L’ATTRAPE-MALICES
L’attrape-malices regarde dans les coins et ne se laisse pas rouler. Il sait ce qui se cache derrière des masques innocents, il saisit dans un éclair ce qu’on veut de lui, et avant que le masque tombe de lui-même, il l’arrache résolument.
L’attrape-malices sait aussi attendre son heure. Il se répand parmi les gens et les regarde attentivement, tout a une signification. Il suffit que quelqu’un lève le petit doigt pour qu’on sache ce qu’il trame d’abominable. Tous lui veulent du mal, le monde grouille d’assassins. Quand quelqu’un le regarde, il détourne vite les yeux, il ne faut pas que l’autre remarque qu’il est démasqué. Mieux vaut que, sans méfiance, il s’abandonne encore un peu à ses instincts malfaisants et continue à couver ses projets diaboliques. L’attrape-malices ne déteste pas qu’on le prenne un moment pour un idiot. Pendant ce temps, ça bout en lui, ça bout si fort que pour un peu il partirait en vapeur. Mais il veille à ce qu’il n’en soit rien, et il frappe un grand coup avant d’en arriver là.
L’attrape-malices collectionne les mauvaises intentions. Il a de la place pour elles, il les conserve soigneusement et il appelle son sac, qui est plein de malices attrapées, la boîte de Pandore. Il marche à pas feutrés, pour ne pas effrayer prématurément les masques. S’il faut qu’il dise quelque chose, il le fait doucement, il parle avec lenteur, comme s’il avait des difficultés d’élocution. Quand il en tient un à l’œil, il songe déjà au suivant, pour faire diversion. Quand il a rendez-vous, il apparaît au mauvais moment, beaucoup trop tard, comme s’il avait oublié. Ainsi, il endort l’ennemi qui se croit en sûreté, et qui a le temps de se faire une fausse image de lui. Alors, il apparaît, s’excuse humblement et avance un motif ahurissant pour son retard, la crapule se frotte déjà les mains sous la table.
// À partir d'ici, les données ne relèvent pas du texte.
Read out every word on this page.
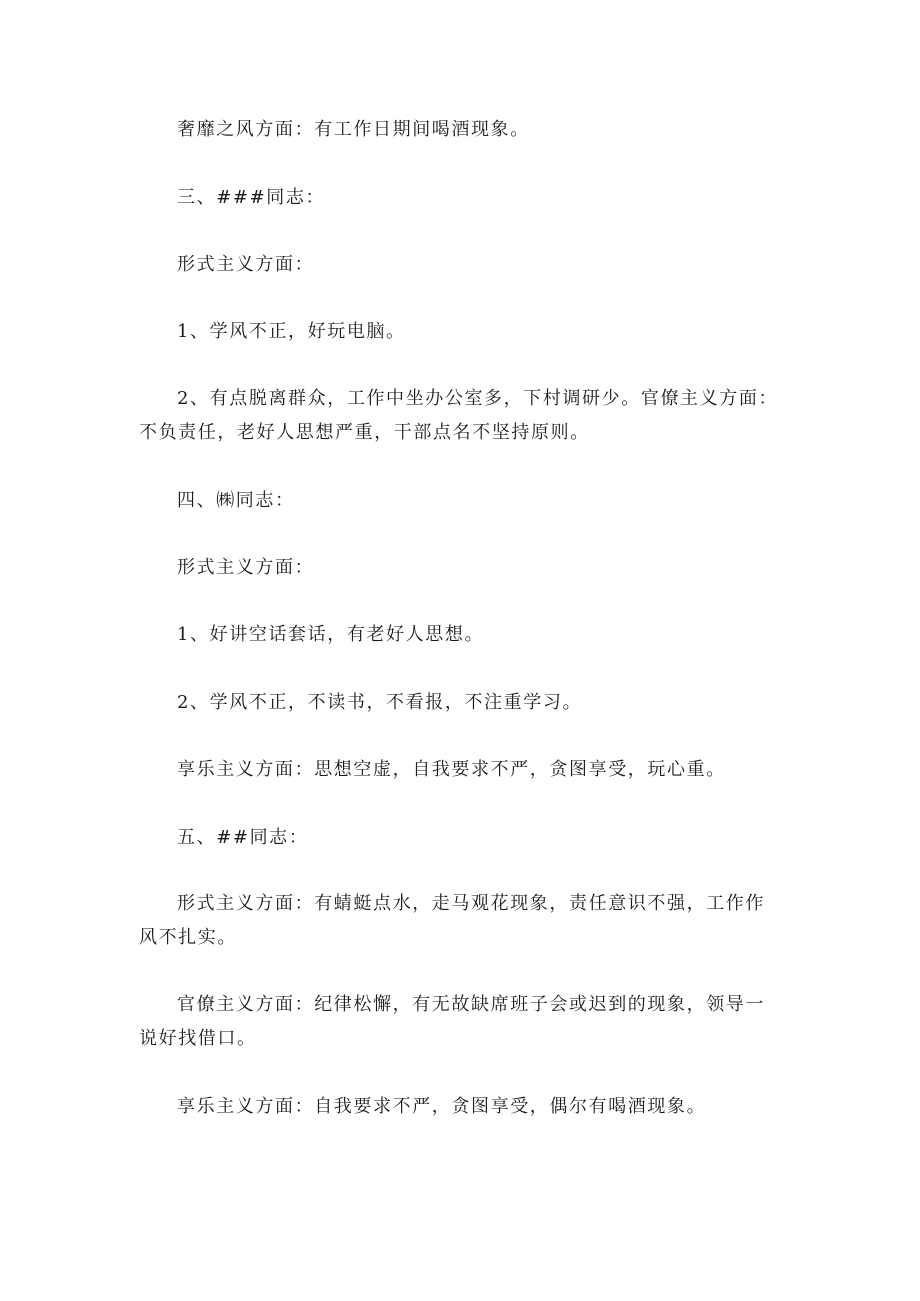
奢靡之风方面：有工作日期间喝酒现象。

三、###同志：

形式主义方面：

1、学风不正，好玩电脑。

2、有点脱离群众，工作中坐办公室多，下村调研少。官僚主义方面：不负责任，老好人思想严重，干部点名不坚持原则。

四、㈱同志：

形式主义方面：

1、好讲空话套话，有老好人思想。

2、学风不正，不读书，不看报，不注重学习。

享乐主义方面：思想空虚，自我要求不严，贪图享受，玩心重。

五、##同志：

形式主义方面：有蜻蜓点水，走马观花现象，责任意识不强，工作作风不扎实。

官僚主义方面：纪律松懈，有无故缺席班子会或迟到的现象，领导一说好找借口。

享乐主义方面：自我要求不严，贪图享受，偶尔有喝酒现象。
Alors, l’attrape-malices le fait longuement parler et ne dit rien, il hoche souvent la tête, comme s’il était d’accord, jette des regards niais et admiratifs, s’étonne et rit, et lâche de temps à autre un compliment. C’est comme ça qu’il a toujours mis tout le monde dans sa poche. L’attrape-malices prend congé, tend la main à la fripouille, serre fortement la sienne, dit d’un air naïf : « J’y réfléchirai » et se dispose à rentrer chez lui, pour y aligner côte à côte toutes les malices, dont aucune ne lui a échappé, et les classer systématiquement.
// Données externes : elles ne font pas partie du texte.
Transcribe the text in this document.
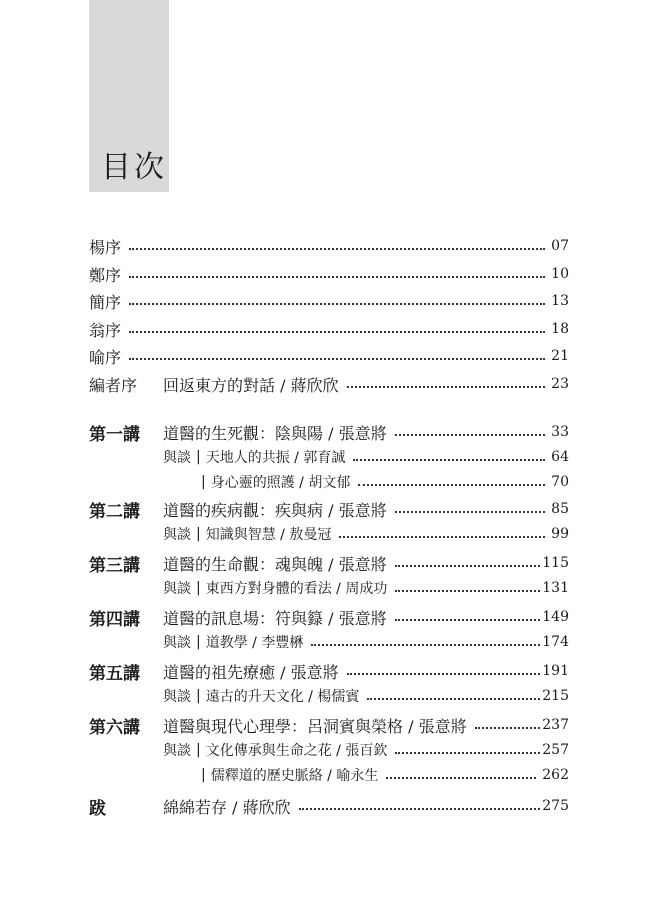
目次
楊序	07
鄭序	10
簡序	13
翁序	18
喻序	21
編者序	回返東方的對話 / 蔣欣欣	23
第一講	道醫的生死觀：陰與陽 / 張意將	33
與談 | 天地人的共振 / 郭育誠	64
| 身心靈的照護 / 胡文郁	70
第二講	道醫的疾病觀：疾與病 / 張意將	85
與談 | 知識與智慧 / 敖曼冠	99
第三講	道醫的生命觀：魂與魄 / 張意將	115
與談 | 東西方對身體的看法 / 周成功	131
第四講	道醫的訊息場：符與籙 / 張意將	149
與談 | 道教學 / 李豐楙	174
第五講	道醫的祖先療癒 / 張意將	191
與談 | 遠古的升天文化 / 楊儒賓	215
第六講	道醫與現代心理學：呂洞賓與榮格 / 張意將	237
與談 | 文化傳承與生命之花 / 張百欽	257
| 儒釋道的歷史脈絡 / 喻永生	262
跋	綿綿若存 / 蔣欣欣	275
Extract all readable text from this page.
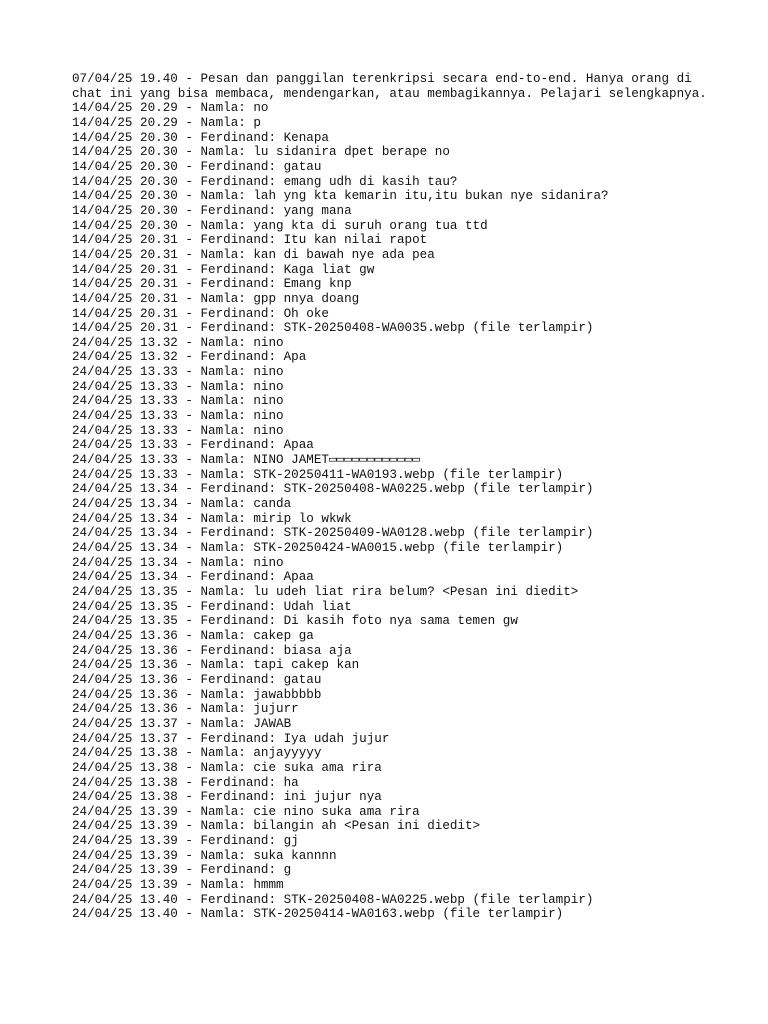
07/04/25 19.40 - Pesan dan panggilan terenkripsi secara end-to-end. Hanya orang di chat ini yang bisa membaca, mendengarkan, atau membagikannya. Pelajari selengkapnya.
14/04/25 20.29 - Namla: no
14/04/25 20.29 - Namla: p
14/04/25 20.30 - Ferdinand: Kenapa
14/04/25 20.30 - Namla: lu sidanira dpet berape no
14/04/25 20.30 - Ferdinand: gatau
14/04/25 20.30 - Ferdinand: emang udh di kasih tau?
14/04/25 20.30 - Namla: lah yng kta kemarin itu,itu bukan nye sidanira?
14/04/25 20.30 - Ferdinand: yang mana
14/04/25 20.30 - Namla: yang kta di suruh orang tua ttd
14/04/25 20.31 - Ferdinand: Itu kan nilai rapot
14/04/25 20.31 - Namla: kan di bawah nye ada pea
14/04/25 20.31 - Ferdinand: Kaga liat gw
14/04/25 20.31 - Ferdinand: Emang knp
14/04/25 20.31 - Namla: gpp nnya doang
14/04/25 20.31 - Ferdinand: Oh oke
14/04/25 20.31 - Ferdinand: STK-20250408-WA0035.webp (file terlampir)
24/04/25 13.32 - Namla: nino
24/04/25 13.32 - Ferdinand: Apa
24/04/25 13.33 - Namla: nino
24/04/25 13.33 - Namla: nino
24/04/25 13.33 - Namla: nino
24/04/25 13.33 - Namla: nino
24/04/25 13.33 - Namla: nino
24/04/25 13.33 - Ferdinand: Apaa
24/04/25 13.33 - Namla: NINO JAMET▭▭▭▭▭▭▭▭▭▭▭▭
24/04/25 13.33 - Namla: STK-20250411-WA0193.webp (file terlampir)
24/04/25 13.34 - Ferdinand: STK-20250408-WA0225.webp (file terlampir)
24/04/25 13.34 - Namla: canda
24/04/25 13.34 - Namla: mirip lo wkwk
24/04/25 13.34 - Ferdinand: STK-20250409-WA0128.webp (file terlampir)
24/04/25 13.34 - Namla: STK-20250424-WA0015.webp (file terlampir)
24/04/25 13.34 - Namla: nino
24/04/25 13.34 - Ferdinand: Apaa
24/04/25 13.35 - Namla: lu udeh liat rira belum? <Pesan ini diedit>
24/04/25 13.35 - Ferdinand: Udah liat
24/04/25 13.35 - Ferdinand: Di kasih foto nya sama temen gw
24/04/25 13.36 - Namla: cakep ga
24/04/25 13.36 - Ferdinand: biasa aja
24/04/25 13.36 - Namla: tapi cakep kan
24/04/25 13.36 - Ferdinand: gatau
24/04/25 13.36 - Namla: jawabbbbb
24/04/25 13.36 - Namla: jujurr
24/04/25 13.37 - Namla: JAWAB
24/04/25 13.37 - Ferdinand: Iya udah jujur
24/04/25 13.38 - Namla: anjayyyyy
24/04/25 13.38 - Namla: cie suka ama rira
24/04/25 13.38 - Ferdinand: ha
24/04/25 13.38 - Ferdinand: ini jujur nya
24/04/25 13.39 - Namla: cie nino suka ama rira
24/04/25 13.39 - Namla: bilangin ah <Pesan ini diedit>
24/04/25 13.39 - Ferdinand: gj
24/04/25 13.39 - Namla: suka kannnn
24/04/25 13.39 - Ferdinand: g
24/04/25 13.39 - Namla: hmmm
24/04/25 13.40 - Ferdinand: STK-20250408-WA0225.webp (file terlampir)
24/04/25 13.40 - Namla: STK-20250414-WA0163.webp (file terlampir)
Il a un don particulier pour les systèmes. En effet, tout au monde est systématique, rien n’est fortuit, chaque infamie s’enchaîne à l’autre, au fond il n’y a qu’une seule et même fripouille qui prend de multiples déguisements. Grâce à son discernement jamais en défaut, l’attrape-malices met la main dans le tas, et déjà il en tient tout un paquet grouillant et enchevêtré, il le remonte à la surface, et il a secrètement pitié du créateur, qui a tout disposé si astucieusement, mais pas assez astucieusement pour le rouler, lui.